Projeto de Lei das estatais possibilita abrir capital da CEF

    Lei Geral das Estatais pavimenta caminho para abertura de capital da Caixa

    O alerta foi feito pelo presidente da Fenae, Jair Pedro Ferreira, durante audiência pública no Senado. Ainda segundo ele, entre os danos, estaria o engessamento da atuação do banco na execução de importantes políticas públicas para os brasileiros

    O PL 555/2015 foi debatido nesta terça-feira, 22 de setembro, em audiência pública na Comissão de Direitos Humanos e Legislação Participativa do Senado. A proposta cria a Lei das Estatais e tem potencial para ameaçar os rumos da Caixa, da Petrobras, dos Correios, do BNDES, entre outras. Diante dos riscos, a mobilização contra o projeto tem se intensificado nos últimos dias, liderada por Fenae, CUT, Contraf e CTB, entre outras entidades.

    O presidente da Fenae, Jair Pedro Ferreira, participou da reunião. Para ele, a proposta pavimenta o caminho para a abertura de capital da Caixa. “Se o banco deixar de ser 100% público e se transformar em sociedade anônima, haverá, entre outros danos, o engessamento da atuação na execução de políticas públicas. O mercado está preocupado em garantir os recursos dos seus investidores. Não está preocupado com o cidadão. O país melhorou muito nos últimos anos, e a Caixa foi protagonista. Não podemos retroceder”, afirmou.

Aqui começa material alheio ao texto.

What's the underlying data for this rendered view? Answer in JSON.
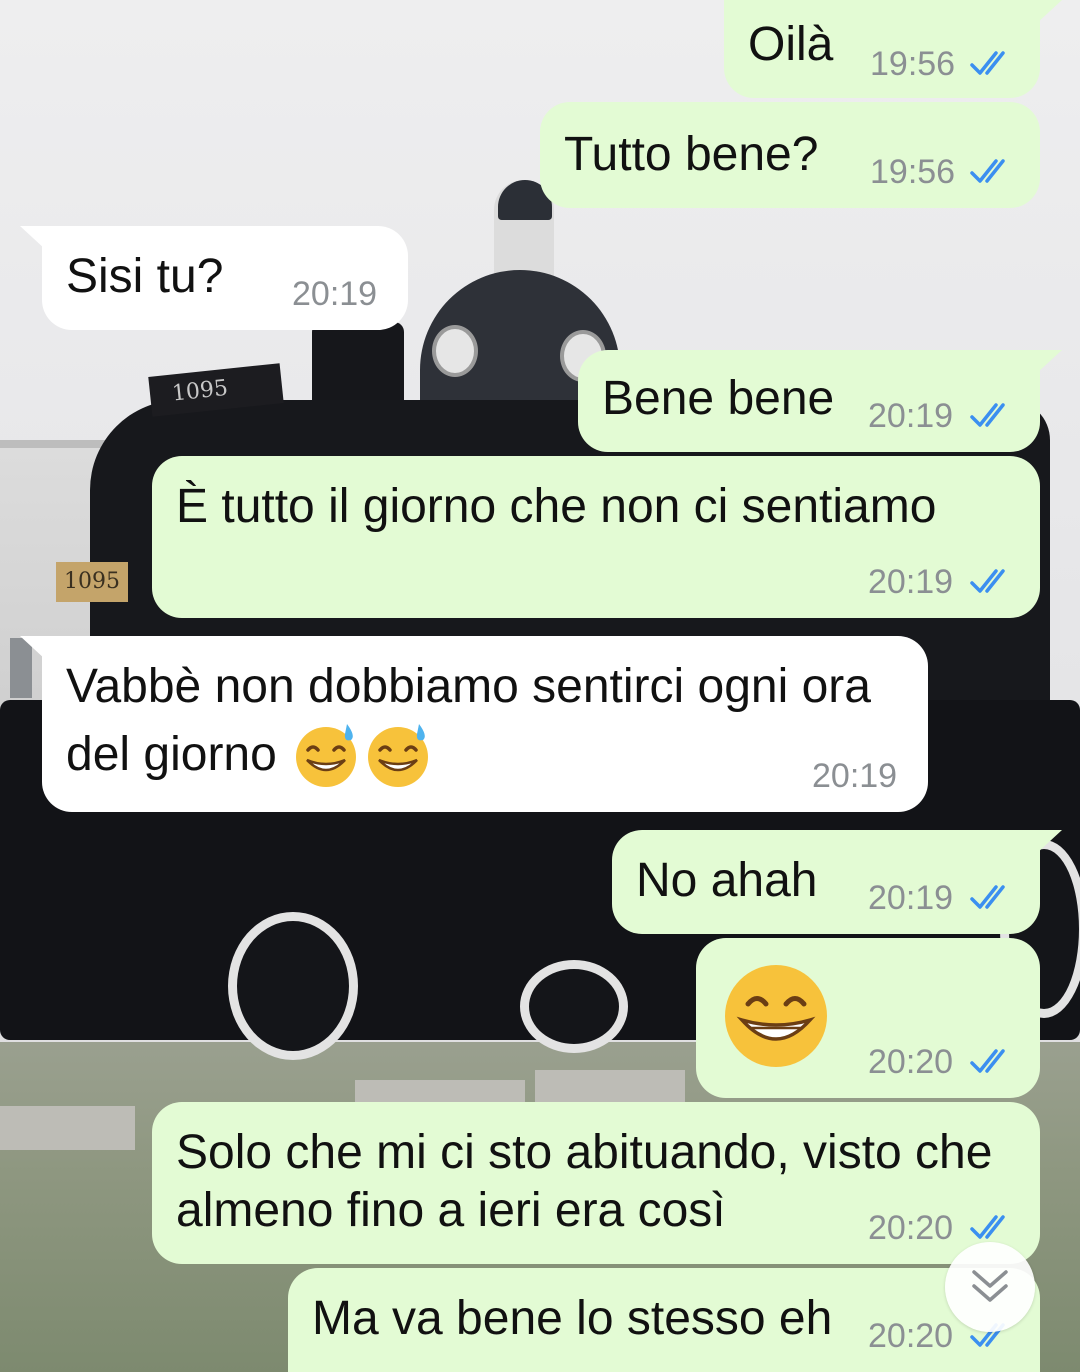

    Maria Rita Serrano, representante dos empregados no Conselho de Administração da Caixa, destacou que é preciso retirar a urgência para que o projeto seja discutido com a sociedade e os trabalhadores das empresas abrangidas. “A chamada Lei de Responsabilidade das Estatais é norteada pelo modelo privatista. Os meios de comunicação vendem uma falsa imagem de que a privatização é o caminho para moralizar a gestão. Como se os modelos privados fossem a sétima maravilha do mundo, como se as empresas privadas não tivessem sérios problemas de governança e até mesmo de transparência”, avaliou.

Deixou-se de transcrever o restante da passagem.